Sanofi-Aventis Ukraine, being a part of the global pharmaceutical sanofi group, carries out its business activities in Ukraine in strict compliance with the standards of EU, and it also makes a significant contribution to development of Ukrainian healthcare system in general by cooperating with healthcare authorities, scientists, representatives of medical community and patients. Particularly, the company supports initiatives that enable Ukrainian professionals to learn about the best European practice as to registration and quality control of medicinal products.
The main speaker on the workshop, representative of the European Compliance Academy, Dr. Joseph Hofer, gave detailed information about European pre-registration expertise of medicines, the ways of interacting with competent regulatory authorities in the EU countries, and about the functions of European regulatory authorities. The workshop’s discussions focused on comparative analysis of Ukrainian and European procedures of medicine and healthcare product registration, and on the steps that Ukraine should make to successfully integrate into the European regulatory framework as to this sphere.
Jean-Paul Scheuer, General Manager of Sanofi-Aventis Ukraine LLC: "Sanofi is committed to caring for people, and their health is of the highest value to us. We cooperate closely with the government authorities, scientific institutes and medical community, and we support various initiatives that contribute to the healthcare system development in Ukraine.
Today’s high-level workshop became yet another proof of our approach and long-term commitments to Ukrainian patients and professionals.
We endeavor to make quality and innovative medicines available for Ukrainian people, just like the patients from other European countries, and timely registration of drugs in compliance with the European standards plays a key part in this: It provides people with access to proper medical treatment and improves the quality of their lives.”
Dr. Joseph Hofer, European Compliance Academy (ECA): "I am happy to visit Ukraine and take part in the workshop intended to bring together the representatives of Ukrainian authorities and pharmaceutical community for productive cooperation as regard to the topic of registration and quality control of medicines.
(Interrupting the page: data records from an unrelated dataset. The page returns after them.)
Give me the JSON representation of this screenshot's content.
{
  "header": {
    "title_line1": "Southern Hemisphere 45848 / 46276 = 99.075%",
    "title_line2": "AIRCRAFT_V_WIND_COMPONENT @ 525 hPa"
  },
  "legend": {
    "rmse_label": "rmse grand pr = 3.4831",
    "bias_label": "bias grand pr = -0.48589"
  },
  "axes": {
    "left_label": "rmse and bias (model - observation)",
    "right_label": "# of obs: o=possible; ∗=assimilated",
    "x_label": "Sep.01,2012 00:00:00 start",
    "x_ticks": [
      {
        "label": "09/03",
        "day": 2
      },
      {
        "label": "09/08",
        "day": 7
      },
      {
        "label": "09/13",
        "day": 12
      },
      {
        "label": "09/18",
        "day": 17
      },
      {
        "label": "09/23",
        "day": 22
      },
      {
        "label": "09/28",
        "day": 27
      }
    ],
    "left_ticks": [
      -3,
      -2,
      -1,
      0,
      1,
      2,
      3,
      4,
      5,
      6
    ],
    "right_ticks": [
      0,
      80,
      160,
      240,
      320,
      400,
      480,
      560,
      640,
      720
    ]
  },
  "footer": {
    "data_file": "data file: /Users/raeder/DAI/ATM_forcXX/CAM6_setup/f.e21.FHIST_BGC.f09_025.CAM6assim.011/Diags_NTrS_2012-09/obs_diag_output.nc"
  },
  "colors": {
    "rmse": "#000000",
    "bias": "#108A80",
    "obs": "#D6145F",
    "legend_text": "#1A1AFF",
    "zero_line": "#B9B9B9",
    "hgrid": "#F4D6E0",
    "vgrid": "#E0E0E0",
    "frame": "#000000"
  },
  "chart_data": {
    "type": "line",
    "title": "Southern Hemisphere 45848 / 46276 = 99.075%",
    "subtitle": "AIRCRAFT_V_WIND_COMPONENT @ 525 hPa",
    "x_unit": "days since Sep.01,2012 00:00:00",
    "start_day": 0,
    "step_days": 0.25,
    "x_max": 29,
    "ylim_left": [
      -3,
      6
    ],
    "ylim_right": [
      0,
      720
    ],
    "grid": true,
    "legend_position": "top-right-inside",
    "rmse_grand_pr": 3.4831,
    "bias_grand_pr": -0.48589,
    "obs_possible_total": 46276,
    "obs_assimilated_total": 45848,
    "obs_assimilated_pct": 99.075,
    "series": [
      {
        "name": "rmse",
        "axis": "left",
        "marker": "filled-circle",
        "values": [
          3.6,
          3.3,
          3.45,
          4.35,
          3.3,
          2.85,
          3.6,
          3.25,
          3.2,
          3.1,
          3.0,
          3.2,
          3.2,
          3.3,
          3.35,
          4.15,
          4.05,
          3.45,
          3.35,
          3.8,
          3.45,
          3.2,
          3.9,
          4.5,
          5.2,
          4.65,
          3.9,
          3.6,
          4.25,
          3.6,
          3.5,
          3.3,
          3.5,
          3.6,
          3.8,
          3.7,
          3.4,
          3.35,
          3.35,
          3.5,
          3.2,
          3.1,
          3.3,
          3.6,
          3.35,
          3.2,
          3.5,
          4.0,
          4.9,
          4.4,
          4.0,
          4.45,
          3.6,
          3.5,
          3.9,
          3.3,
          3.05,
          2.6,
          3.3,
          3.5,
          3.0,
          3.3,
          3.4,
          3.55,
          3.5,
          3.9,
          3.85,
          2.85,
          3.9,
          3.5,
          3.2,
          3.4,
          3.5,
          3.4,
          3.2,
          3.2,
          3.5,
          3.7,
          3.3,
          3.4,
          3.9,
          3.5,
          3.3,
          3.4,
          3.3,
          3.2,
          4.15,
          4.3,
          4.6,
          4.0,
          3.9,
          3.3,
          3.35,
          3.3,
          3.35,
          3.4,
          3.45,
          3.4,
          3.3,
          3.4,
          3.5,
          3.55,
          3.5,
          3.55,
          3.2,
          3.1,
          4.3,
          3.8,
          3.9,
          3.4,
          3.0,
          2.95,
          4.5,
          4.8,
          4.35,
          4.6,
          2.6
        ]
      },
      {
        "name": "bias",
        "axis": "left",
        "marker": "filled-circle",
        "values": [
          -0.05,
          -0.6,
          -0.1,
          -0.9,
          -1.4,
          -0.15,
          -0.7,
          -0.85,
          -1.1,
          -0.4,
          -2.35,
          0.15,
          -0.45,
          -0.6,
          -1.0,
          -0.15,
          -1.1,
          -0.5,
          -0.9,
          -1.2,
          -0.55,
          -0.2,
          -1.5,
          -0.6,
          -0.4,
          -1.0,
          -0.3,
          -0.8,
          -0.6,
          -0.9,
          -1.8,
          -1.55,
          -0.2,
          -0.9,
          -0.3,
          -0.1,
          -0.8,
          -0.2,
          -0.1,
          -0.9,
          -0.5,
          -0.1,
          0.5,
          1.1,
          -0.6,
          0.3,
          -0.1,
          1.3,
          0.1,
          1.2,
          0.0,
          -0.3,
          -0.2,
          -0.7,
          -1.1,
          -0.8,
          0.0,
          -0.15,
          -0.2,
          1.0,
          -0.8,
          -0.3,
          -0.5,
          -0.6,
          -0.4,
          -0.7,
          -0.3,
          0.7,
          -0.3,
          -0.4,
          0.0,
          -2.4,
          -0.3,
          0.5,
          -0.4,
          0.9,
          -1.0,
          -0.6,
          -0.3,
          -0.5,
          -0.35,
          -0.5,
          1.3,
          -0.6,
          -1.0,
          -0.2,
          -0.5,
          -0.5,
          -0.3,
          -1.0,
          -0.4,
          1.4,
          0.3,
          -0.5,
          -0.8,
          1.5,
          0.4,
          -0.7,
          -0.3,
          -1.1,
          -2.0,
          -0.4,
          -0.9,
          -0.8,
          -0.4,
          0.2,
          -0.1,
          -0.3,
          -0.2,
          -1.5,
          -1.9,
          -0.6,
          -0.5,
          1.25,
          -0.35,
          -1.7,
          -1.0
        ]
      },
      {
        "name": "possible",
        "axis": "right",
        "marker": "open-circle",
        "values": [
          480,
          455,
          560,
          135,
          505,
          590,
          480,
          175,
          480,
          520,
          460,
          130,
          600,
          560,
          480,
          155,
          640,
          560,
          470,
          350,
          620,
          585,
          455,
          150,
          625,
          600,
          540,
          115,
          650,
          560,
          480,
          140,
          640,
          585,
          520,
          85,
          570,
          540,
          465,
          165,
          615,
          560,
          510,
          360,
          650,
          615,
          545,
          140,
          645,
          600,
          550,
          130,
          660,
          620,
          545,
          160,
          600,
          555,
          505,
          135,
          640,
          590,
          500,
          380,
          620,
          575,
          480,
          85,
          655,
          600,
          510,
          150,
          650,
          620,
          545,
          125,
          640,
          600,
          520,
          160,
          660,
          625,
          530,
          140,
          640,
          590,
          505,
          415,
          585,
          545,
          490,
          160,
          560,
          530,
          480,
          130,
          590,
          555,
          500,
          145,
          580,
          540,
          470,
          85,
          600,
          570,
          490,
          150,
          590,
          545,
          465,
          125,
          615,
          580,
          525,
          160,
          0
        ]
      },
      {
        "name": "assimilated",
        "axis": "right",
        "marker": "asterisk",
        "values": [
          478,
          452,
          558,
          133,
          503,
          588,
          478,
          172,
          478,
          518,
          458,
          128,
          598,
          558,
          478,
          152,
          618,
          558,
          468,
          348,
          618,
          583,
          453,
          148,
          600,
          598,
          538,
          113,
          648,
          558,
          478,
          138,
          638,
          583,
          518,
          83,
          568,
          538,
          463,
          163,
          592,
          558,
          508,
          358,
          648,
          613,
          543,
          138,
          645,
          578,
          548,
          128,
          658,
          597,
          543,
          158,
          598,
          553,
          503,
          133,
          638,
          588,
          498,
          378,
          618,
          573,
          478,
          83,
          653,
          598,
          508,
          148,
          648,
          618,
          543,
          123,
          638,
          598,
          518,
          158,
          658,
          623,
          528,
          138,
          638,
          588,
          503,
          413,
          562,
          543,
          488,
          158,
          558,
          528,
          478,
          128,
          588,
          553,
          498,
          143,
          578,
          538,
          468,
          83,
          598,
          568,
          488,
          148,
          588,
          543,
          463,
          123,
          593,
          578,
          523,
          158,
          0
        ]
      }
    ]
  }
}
There is no doubt that effective advancement of Ukrainian pharmaceutical industry is possible only if European experience and standards are taken into concideration. I am sure that after this workshop, Ukraine came one step closer to its integration into the European community.”
Iryna Kudriavtseva, Deputy General Director of the State Expertise Center of the Ministry of Health of Ukraine, Director of Department for Registration (Re-Registration) of Medicinal Products and Making Changes to Registration Dossiers: “Thanks to such initiatives that reveal the many years’ global experience in pharmaceutical industry, we are able to learn more about current European requirements to the quality of medicinal products, activities of pharmaceutical companies, and medicinal product registration process. The workshop became another important step for us on the road to improving regulation of pharmaceutical industry in Ukraine in compliance with European standards.”
About Sanofi-Aventis Ukraine
Sanofi-Aventis Ukraine LLC is part of Sanofi, global and diversified healthcare leader working on researching, developing and providing therapeutic solutions addressing the patients’ needs. In the field of healthcare, Sanofi specializes on seven growth platforms: solutions for diabetes, human vaccines, innovative products, rare diseases, consumer healthcare, developing markets, and animal health.
About European Compliance Academy (ECA)
The European Compliance Academy (ECA) was founded in 1999 as an independent educational association and is working on the issues of pharmaceutical quality assurance and Good Manufacturing Practice (GMP) compliance. The Academy has close to 4,000 members representing more than 60 countries. The purpose of ECA is the exchange of information between representatives of the industry, state authorities that regulate manufacturing and circulation of medicines, and the scientific institutes. The ECA holds its activities in cooperation with ConceptHeidelberg, a company involved in organization of professional conferences.